There are several initiatives which encourage energy efficiency in commercial property. The Carbon Trust launched a new fund in April 2016, with its goal to provide vital capital for smaller businesses to replace old, inefficient systems across England, Scotland and Wales. The £7m fund was made available to Small and Medium-sized Enterprises (SME’s) on a first-come-first-served basis, offering energy saving training, cost saving assessments and capital support for the installation of energy efficient equipment. Eligible companies can apply for a capital contribution to cover up to 15% of an energy efficiency project. This will enable businesses to invest £55m overall in energy saving projects, primarily by replacing heating and ventilation systems.

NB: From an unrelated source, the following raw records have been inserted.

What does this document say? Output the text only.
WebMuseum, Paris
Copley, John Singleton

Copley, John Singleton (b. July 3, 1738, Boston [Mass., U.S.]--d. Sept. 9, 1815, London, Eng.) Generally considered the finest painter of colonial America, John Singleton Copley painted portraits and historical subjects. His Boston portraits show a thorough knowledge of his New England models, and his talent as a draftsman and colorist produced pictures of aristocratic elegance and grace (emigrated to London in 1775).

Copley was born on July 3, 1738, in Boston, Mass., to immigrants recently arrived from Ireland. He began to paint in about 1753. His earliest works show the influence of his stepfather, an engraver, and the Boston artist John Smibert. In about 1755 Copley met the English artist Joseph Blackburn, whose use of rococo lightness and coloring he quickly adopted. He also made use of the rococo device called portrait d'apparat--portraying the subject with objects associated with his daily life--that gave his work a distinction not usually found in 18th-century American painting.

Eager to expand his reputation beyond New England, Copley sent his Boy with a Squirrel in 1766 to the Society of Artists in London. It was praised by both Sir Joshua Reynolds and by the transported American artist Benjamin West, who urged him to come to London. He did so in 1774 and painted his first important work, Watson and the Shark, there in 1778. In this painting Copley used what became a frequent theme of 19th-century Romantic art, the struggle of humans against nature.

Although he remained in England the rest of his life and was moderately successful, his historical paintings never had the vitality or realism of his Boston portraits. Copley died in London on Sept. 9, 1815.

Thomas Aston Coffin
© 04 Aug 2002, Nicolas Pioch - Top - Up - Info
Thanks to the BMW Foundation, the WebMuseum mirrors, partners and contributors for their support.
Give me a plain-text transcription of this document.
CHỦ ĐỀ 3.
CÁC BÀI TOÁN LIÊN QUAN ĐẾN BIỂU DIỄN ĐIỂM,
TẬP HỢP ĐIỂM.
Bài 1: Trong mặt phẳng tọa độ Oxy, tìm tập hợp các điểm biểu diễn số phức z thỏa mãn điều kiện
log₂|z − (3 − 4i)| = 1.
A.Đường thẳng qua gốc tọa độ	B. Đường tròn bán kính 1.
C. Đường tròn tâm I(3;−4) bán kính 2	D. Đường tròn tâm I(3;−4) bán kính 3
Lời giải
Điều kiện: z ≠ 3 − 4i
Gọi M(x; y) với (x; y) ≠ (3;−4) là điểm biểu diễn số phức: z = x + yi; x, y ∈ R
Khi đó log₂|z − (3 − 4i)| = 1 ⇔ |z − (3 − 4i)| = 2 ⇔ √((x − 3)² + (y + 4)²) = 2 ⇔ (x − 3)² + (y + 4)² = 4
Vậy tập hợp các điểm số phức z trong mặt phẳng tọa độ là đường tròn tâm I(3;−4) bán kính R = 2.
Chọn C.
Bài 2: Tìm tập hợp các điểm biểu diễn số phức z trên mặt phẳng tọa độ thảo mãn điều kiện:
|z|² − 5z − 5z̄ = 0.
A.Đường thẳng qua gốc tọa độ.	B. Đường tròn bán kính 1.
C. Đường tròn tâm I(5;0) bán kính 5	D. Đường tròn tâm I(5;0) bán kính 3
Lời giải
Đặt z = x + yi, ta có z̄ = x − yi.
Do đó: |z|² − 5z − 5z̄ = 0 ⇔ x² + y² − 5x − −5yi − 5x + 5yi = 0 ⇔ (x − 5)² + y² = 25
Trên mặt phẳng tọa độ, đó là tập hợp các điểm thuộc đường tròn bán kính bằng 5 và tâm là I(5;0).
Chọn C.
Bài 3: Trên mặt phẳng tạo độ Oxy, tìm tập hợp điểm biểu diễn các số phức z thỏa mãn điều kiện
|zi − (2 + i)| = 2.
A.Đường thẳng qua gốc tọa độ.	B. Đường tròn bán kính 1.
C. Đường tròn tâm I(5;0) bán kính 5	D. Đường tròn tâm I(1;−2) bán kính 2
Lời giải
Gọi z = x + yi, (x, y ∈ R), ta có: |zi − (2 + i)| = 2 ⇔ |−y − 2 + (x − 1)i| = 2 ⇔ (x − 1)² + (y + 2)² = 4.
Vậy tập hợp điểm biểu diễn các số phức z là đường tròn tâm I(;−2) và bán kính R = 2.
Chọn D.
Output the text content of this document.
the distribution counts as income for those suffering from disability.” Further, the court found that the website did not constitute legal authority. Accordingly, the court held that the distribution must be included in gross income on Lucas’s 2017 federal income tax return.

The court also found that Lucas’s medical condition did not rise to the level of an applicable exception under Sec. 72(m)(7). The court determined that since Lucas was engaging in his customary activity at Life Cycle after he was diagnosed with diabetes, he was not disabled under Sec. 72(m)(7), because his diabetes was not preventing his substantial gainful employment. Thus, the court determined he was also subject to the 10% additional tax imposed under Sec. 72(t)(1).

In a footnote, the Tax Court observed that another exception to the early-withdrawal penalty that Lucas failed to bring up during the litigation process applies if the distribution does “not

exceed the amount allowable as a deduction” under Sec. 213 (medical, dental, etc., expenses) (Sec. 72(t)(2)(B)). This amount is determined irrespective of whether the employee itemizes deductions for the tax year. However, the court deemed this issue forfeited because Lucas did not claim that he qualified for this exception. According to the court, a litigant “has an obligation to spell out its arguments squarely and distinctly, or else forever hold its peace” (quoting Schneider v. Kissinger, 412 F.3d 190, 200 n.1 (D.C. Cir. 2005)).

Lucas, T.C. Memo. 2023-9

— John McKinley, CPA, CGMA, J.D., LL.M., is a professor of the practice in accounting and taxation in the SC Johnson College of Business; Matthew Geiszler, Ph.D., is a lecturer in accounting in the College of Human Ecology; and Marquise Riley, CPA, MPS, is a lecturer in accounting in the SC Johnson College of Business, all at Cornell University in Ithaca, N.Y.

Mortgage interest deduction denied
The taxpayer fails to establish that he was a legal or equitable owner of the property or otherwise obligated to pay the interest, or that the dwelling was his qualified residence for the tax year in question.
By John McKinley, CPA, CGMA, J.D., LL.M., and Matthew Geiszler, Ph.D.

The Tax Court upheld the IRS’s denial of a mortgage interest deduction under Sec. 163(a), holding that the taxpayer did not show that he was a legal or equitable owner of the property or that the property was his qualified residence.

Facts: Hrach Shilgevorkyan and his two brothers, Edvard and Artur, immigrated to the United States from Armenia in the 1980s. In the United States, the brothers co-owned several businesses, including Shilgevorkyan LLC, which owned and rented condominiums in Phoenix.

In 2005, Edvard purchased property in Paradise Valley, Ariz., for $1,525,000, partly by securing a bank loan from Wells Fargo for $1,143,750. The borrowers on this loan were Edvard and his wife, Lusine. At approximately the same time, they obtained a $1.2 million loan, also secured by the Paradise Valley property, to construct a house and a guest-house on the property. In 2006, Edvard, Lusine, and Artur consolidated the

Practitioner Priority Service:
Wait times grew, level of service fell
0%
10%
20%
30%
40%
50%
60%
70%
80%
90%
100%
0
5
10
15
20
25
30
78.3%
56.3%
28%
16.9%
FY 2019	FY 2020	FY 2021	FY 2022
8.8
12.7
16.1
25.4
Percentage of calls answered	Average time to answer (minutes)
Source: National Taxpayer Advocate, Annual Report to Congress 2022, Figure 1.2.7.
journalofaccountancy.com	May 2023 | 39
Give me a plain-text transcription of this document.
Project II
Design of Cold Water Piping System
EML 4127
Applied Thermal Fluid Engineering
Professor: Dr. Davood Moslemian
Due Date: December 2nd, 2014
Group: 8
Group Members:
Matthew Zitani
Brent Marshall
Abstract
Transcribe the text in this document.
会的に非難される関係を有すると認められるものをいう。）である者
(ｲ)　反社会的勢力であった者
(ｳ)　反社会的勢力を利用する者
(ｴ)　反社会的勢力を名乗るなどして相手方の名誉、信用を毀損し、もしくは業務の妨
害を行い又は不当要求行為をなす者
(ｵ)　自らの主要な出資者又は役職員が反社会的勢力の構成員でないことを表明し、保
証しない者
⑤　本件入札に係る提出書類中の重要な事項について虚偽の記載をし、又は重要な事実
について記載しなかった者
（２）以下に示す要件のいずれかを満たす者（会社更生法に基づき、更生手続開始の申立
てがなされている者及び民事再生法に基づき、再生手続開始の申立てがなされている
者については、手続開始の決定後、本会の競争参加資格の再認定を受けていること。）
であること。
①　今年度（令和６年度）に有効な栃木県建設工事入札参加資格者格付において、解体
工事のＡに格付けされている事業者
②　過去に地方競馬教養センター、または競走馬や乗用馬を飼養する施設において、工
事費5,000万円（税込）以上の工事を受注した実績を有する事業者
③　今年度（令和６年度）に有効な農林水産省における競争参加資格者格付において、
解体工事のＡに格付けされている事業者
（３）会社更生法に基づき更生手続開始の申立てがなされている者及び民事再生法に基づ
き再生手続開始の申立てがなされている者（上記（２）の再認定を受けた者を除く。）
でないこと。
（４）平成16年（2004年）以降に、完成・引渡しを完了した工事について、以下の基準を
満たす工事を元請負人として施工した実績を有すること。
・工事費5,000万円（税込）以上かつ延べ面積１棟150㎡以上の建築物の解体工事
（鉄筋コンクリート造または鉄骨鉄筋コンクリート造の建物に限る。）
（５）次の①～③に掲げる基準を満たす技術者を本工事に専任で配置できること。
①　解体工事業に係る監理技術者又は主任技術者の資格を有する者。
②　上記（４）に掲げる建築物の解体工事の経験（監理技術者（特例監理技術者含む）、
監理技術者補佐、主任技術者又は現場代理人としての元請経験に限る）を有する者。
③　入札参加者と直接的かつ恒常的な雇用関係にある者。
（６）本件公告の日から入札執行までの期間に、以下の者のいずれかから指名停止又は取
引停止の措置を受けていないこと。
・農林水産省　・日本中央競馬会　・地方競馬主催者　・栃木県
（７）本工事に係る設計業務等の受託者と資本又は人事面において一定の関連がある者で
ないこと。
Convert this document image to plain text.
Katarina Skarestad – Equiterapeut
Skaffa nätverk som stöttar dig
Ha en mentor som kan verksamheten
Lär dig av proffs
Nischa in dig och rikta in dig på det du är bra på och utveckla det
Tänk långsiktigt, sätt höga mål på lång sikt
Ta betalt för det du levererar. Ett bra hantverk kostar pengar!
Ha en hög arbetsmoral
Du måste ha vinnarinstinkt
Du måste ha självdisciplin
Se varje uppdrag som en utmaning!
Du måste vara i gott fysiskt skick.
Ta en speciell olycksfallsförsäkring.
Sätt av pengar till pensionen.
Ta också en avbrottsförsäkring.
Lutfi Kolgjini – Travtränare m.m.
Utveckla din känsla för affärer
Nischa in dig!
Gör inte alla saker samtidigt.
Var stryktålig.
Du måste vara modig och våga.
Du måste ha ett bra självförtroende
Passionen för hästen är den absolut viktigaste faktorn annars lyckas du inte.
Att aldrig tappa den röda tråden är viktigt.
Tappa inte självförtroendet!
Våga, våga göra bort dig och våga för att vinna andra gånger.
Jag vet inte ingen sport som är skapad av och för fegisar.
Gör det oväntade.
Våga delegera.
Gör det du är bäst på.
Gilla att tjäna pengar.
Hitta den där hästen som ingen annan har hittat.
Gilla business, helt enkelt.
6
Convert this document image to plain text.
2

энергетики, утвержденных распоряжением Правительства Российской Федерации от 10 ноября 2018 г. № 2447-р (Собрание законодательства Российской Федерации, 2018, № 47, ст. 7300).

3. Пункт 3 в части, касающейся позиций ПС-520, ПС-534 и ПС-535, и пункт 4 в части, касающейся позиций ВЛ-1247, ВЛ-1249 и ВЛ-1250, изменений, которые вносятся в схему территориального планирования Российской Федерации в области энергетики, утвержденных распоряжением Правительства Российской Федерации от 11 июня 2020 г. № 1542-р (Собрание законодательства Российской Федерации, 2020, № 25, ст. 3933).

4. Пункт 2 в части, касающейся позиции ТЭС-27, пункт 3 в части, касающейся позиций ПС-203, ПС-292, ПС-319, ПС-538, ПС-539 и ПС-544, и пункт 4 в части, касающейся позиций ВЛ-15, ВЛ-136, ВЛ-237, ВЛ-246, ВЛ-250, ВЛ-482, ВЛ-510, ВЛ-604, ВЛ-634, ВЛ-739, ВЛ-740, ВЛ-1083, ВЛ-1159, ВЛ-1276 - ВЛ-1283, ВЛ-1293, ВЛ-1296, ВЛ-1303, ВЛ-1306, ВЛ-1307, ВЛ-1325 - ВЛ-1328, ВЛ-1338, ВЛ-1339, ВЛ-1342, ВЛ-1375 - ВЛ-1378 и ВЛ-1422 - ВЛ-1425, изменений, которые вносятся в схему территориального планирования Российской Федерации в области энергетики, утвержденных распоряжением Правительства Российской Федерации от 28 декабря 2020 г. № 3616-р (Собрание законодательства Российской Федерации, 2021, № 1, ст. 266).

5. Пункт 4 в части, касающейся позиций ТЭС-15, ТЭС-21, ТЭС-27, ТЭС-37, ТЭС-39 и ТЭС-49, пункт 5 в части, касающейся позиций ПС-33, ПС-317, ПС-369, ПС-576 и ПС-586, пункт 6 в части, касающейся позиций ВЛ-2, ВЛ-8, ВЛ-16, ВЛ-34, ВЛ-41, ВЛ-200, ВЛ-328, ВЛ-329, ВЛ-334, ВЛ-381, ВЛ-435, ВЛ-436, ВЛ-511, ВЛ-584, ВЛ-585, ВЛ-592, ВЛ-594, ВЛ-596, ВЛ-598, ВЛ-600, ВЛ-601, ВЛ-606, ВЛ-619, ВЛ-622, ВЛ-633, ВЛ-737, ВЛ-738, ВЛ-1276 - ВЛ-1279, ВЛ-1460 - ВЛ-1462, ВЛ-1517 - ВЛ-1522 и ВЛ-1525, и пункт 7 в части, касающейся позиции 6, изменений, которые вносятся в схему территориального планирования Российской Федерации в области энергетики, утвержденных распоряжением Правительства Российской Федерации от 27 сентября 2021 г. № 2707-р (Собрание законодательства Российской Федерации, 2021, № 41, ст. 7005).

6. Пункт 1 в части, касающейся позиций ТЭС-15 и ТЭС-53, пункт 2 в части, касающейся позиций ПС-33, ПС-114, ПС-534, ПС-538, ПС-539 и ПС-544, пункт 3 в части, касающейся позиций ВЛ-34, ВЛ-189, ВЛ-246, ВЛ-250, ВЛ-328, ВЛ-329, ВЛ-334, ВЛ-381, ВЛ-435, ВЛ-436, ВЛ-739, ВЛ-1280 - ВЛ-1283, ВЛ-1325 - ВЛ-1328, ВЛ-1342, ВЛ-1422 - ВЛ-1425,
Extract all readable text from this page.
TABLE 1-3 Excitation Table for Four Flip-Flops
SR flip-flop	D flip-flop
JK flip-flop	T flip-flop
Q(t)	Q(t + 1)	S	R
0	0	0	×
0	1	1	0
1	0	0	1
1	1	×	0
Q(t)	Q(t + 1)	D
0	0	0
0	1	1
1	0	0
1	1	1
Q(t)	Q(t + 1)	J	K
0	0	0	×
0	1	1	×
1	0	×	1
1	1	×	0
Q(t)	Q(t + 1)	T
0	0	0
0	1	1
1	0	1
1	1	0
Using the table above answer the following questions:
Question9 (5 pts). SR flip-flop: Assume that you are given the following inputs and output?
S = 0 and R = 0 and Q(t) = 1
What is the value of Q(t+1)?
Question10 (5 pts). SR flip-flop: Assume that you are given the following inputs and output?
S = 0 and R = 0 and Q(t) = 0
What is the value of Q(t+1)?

Heating offers the greatest scope for efficiency improvements. It is the largest energy expense in a building – and therefore crucial that its operational efficiency is high. However, many commercial landlords are apprehensive about investing in new technologies and systems as they have minimal knowledge on its potential to reduce running costs. Landlords may also fear the disruption that partaking in retrofitting may cause.
There are various energy-saving systems and technologies available. Occupiers can choose to invest in low mass, low water content radiators, which contain a tenth of the water compared to standard steel panel radiators, producing savings of up to 16% on heating bills. These radiators are incredibly lightweight, meaning they are easy-to-install and come with a 30 year guarantee. With less water being used, the radiators offer a rapid response, consequently consuming less energy and reducing emissions.
Heating large spaces doesn’t have to mean over-sized radiators
Dynamic Boost Effect (DBE) technology has also been developed in recent years, heating a room up to nine times faster and producing up to three times more heat, meaning radiators can be compact and aesthetically pleasing. A Low-H2O radiator which utilises DBE technology is the ideal partner for a heat pump, where traditionally the only options have been underfloor heating or over-sized radiators. Using any renewable technology as the main heating source will also make the building eligible for the Renewable Heat Incentive (RHI), where the UK government will more than pay back the cost of the heat source over the course of 20 years.
For commercial property landlords, the MEPS has opened the door for conversations regarding energy efficiency, and how it can best be achieved. Investing in new systems and technology can help the UK government meet its emission reduction targets, but also ensure that the landlord’s operational costs remain low and its investment maximised.